When I was but a lad, back in the dark and mystical age modern man knows only as the mysterious “Me Decade“, when collars were wide, all toys were choking hazards, and “flame retardant” was but a French phrase for, “If your moronic child lights a match, his polyester pants will go up like Nagasaki,” a four-year war took place in New England. It was a brutal, nonsensical conflict that pitted not only brother against brother but universe against universe. It featured bloody battles such as Superheroes versus Shogun Warriors. Imperial Stormtroopers against Micronauts. Cylon Centurions battling The Six Million Dollar Man. And one time, the entire Rebel Alliance X-Wing fleet versus Barbie, when General Debbie Stinkypants from the Nation State of Three Doors Down refused to respect hostilities and maintain neutrality, leading not only to Barbie’s summary decapitation under the accepted Rules of Engagement, to a brutal and crippling outbreak of incurable cooties to all combatants.
This war, known only as the Battle Of Every Action Figure In My Toy Box Against Every Action Figure In Every Other Neighborhood Kid’s Toy Box, waged continuously from about 1975 until Janine Wilson started sprouting boobs and my fellow combatants and I started focusing on diplomacy and foreign affairs. But in the intervening years, I have learned that this war was waged in every neighborhood in America during that time. It is a war that left many scars – for me, the worst was when Janine said, “Why would I care what an Acroyear is? Anyway, you smell like an armpit. C’mon Debbie; let’s go listen to the Flashdance soundtrack again and moon over older, Junior High School boys!” – but at least my war is over. For some poor bastards, the fighting has never stopped, leaving them broken, unable to maintain standard, acceptable gainful employment, and looking for the enemy around every corner.

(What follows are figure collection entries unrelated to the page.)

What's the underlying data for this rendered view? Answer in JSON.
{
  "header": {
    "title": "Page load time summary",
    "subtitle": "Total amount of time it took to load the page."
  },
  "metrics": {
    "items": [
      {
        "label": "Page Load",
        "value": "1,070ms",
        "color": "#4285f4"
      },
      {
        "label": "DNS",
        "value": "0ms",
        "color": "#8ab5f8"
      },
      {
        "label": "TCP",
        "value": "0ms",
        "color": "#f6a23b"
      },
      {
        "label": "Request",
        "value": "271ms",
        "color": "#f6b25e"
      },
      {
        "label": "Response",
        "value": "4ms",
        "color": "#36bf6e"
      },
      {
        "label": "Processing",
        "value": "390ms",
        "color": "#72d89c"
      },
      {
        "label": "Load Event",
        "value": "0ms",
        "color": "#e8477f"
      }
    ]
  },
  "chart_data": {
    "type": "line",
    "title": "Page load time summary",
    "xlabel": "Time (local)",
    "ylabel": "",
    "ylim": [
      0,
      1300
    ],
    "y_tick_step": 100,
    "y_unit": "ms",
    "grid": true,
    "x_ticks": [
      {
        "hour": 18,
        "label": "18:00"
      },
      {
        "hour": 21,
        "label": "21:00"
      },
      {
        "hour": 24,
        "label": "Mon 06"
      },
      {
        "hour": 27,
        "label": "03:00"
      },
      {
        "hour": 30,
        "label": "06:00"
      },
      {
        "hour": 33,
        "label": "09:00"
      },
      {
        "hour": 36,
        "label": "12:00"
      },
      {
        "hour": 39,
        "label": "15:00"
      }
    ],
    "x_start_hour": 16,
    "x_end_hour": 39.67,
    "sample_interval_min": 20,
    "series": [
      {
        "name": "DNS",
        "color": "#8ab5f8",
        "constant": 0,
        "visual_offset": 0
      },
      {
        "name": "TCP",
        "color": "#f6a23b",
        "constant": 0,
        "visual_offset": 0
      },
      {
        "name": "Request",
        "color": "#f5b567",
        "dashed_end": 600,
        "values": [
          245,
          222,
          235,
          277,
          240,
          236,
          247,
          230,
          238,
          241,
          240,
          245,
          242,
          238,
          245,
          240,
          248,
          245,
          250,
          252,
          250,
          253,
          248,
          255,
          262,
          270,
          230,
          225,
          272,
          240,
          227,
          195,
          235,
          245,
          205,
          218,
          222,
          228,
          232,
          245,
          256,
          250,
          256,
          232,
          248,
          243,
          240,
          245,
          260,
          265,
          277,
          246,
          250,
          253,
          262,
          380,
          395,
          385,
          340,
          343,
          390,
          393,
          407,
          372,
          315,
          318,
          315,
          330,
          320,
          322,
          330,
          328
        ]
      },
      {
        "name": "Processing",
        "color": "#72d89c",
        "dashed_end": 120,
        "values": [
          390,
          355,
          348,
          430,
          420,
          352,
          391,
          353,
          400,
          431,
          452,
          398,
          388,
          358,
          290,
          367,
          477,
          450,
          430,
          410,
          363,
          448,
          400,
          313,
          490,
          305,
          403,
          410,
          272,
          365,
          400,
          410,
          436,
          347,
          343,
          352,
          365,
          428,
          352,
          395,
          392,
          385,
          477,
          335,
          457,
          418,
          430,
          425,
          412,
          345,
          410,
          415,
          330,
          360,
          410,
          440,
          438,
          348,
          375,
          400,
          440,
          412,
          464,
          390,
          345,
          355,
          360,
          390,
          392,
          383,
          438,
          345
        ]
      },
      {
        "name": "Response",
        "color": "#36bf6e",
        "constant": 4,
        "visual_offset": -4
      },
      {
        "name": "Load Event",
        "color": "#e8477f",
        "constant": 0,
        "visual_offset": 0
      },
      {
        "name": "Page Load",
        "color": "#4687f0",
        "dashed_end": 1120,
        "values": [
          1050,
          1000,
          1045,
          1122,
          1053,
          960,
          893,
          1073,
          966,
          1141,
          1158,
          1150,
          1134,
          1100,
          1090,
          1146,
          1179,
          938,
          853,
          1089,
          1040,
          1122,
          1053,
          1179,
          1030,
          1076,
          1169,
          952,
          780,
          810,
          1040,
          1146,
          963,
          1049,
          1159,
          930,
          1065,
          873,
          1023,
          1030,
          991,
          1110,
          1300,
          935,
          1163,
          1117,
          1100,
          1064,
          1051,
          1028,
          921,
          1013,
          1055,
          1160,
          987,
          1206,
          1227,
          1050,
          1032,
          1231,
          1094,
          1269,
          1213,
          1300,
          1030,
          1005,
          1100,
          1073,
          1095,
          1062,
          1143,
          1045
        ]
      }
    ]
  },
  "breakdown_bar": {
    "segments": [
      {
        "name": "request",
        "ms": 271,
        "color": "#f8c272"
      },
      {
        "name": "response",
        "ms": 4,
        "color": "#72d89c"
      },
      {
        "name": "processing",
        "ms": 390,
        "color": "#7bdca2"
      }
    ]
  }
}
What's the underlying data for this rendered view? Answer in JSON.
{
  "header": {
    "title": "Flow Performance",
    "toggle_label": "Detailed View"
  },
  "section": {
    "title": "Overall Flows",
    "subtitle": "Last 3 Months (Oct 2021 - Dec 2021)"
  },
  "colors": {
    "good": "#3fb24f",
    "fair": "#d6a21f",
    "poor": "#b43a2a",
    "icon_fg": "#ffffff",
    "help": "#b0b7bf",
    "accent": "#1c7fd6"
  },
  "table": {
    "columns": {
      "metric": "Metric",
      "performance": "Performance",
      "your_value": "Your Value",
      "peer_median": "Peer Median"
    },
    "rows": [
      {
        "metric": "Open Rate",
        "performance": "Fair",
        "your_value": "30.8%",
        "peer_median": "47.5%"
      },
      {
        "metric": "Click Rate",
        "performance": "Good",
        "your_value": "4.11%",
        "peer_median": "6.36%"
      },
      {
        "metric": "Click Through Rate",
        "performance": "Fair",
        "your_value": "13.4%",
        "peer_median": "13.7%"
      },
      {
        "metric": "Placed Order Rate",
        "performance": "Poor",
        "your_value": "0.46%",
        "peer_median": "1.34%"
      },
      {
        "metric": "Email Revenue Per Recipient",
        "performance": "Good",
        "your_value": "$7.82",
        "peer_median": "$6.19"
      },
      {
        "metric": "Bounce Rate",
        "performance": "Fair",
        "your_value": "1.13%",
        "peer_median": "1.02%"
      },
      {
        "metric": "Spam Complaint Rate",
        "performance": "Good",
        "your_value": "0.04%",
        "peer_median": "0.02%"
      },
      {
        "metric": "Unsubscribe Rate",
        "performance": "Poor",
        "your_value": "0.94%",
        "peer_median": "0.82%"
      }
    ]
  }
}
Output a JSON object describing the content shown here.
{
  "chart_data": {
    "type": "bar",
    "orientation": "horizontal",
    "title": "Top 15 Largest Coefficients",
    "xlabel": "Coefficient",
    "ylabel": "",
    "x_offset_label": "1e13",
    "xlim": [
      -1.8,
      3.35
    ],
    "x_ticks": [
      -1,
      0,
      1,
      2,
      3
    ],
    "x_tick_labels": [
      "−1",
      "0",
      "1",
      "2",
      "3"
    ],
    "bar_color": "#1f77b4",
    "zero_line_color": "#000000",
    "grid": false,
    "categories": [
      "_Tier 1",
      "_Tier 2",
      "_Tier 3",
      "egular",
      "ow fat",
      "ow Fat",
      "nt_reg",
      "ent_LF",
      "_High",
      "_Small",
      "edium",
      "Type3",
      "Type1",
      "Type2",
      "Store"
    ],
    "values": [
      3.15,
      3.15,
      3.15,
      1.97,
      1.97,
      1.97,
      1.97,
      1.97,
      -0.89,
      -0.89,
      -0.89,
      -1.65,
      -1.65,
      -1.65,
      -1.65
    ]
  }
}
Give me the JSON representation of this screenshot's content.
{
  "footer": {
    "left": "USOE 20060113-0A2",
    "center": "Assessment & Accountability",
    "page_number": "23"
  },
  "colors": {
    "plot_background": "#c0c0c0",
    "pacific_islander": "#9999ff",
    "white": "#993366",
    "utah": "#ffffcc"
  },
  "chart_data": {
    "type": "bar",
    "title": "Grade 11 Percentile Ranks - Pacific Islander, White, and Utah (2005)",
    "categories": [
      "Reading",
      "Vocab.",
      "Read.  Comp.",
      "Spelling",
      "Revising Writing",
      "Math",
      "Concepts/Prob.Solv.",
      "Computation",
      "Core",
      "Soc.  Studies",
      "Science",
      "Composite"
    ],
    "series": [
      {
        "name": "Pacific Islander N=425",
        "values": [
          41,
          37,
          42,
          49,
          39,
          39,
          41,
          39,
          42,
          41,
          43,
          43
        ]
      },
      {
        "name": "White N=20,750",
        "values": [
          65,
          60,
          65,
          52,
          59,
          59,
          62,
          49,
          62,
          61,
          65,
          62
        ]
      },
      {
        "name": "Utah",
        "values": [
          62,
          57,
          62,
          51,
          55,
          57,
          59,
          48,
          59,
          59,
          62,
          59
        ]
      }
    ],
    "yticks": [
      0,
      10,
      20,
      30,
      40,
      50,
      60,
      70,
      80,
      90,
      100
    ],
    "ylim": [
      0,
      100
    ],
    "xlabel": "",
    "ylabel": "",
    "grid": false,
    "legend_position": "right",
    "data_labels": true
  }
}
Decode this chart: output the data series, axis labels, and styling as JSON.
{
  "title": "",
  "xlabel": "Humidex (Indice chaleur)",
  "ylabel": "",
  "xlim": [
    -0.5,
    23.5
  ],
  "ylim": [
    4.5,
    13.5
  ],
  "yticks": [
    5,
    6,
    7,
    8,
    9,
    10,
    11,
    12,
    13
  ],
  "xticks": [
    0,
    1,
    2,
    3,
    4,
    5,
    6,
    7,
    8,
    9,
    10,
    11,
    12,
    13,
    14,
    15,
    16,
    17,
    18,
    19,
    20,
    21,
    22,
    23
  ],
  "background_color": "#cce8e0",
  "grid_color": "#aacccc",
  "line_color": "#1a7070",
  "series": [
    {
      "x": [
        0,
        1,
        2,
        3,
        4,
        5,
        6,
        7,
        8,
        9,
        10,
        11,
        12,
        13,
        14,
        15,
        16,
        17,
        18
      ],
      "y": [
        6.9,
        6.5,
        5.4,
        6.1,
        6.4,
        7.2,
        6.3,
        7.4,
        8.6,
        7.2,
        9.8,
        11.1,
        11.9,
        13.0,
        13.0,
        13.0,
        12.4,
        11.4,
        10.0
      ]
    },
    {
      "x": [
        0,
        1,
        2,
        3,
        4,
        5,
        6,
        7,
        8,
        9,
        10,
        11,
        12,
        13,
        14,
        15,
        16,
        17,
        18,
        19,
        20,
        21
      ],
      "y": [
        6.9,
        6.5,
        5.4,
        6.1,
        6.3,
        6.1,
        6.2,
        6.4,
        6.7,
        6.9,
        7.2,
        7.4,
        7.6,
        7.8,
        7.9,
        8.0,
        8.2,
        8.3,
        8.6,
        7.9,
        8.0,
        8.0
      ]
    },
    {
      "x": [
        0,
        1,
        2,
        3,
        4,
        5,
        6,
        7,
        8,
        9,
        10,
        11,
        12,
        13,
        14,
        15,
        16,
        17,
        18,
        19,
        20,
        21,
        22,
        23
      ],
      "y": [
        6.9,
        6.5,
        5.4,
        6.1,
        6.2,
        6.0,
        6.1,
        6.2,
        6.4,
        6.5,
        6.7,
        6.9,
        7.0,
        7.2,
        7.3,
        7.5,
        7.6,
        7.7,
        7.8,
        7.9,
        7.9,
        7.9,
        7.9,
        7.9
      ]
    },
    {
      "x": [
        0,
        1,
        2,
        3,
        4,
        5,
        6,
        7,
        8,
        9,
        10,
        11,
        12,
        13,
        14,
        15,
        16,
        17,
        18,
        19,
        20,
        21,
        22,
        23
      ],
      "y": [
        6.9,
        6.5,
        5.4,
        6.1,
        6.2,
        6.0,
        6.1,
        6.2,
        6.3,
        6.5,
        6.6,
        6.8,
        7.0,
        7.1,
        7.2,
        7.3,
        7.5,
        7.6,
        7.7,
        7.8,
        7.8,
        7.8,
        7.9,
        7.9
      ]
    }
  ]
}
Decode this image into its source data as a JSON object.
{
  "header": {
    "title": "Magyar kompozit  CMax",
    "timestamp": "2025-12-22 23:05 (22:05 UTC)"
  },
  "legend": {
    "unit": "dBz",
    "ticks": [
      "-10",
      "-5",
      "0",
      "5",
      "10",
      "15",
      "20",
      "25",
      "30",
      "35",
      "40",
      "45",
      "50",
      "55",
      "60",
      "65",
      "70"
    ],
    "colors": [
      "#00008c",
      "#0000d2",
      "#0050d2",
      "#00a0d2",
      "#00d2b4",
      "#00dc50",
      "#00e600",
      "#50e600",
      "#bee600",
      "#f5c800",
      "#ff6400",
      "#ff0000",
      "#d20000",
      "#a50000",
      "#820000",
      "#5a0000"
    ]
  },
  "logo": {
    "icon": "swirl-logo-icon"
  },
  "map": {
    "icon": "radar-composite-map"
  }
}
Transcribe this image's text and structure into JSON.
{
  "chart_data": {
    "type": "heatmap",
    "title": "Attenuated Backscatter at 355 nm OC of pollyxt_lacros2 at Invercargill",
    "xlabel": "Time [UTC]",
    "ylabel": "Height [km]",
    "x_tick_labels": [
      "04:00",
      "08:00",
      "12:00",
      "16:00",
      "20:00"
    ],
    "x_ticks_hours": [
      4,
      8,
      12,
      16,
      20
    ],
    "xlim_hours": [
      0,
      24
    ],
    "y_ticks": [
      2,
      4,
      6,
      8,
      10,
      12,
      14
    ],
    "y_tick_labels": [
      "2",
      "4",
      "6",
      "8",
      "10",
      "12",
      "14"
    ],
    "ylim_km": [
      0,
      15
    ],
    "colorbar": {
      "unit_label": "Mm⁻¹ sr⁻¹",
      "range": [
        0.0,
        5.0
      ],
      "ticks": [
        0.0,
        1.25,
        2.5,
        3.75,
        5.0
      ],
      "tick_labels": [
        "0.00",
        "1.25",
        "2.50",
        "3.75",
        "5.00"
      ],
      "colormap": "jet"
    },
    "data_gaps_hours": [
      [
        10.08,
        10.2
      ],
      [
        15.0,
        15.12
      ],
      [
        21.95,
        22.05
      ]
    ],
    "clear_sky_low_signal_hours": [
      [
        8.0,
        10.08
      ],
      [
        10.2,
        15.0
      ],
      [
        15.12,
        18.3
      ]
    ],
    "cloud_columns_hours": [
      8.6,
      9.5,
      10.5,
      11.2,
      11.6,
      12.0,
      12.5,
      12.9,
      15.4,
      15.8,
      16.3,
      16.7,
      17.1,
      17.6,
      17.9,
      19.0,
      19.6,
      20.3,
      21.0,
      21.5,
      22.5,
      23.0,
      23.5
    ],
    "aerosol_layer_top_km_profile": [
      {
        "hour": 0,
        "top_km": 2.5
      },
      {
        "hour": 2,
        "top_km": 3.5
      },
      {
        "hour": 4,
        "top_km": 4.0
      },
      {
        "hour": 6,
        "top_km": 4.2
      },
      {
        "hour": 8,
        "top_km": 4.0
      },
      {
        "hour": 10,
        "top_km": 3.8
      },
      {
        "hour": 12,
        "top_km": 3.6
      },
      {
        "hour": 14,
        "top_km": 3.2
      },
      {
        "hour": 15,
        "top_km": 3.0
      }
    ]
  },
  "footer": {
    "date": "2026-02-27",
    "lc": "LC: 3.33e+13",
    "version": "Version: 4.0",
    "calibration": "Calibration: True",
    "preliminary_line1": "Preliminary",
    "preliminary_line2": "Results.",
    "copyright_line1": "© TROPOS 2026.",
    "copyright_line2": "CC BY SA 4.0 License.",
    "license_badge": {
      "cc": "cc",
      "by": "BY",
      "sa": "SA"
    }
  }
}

Brian Michael Bendis is one of those shattered warriors, still fighting battles in a long-forgotten war. His latest conflict? The Avengers Vs. The Micronauts. He’s put the action figures on the battlefield in Avengers #32, and while it’s too early to tell if it will be good, the fact that he’s fighting the battle is exciting to someone who served on the same army in the 70s (I was with the 77th Awesome Division out of Massachusetts. Motto: “No, you wet the bed!”).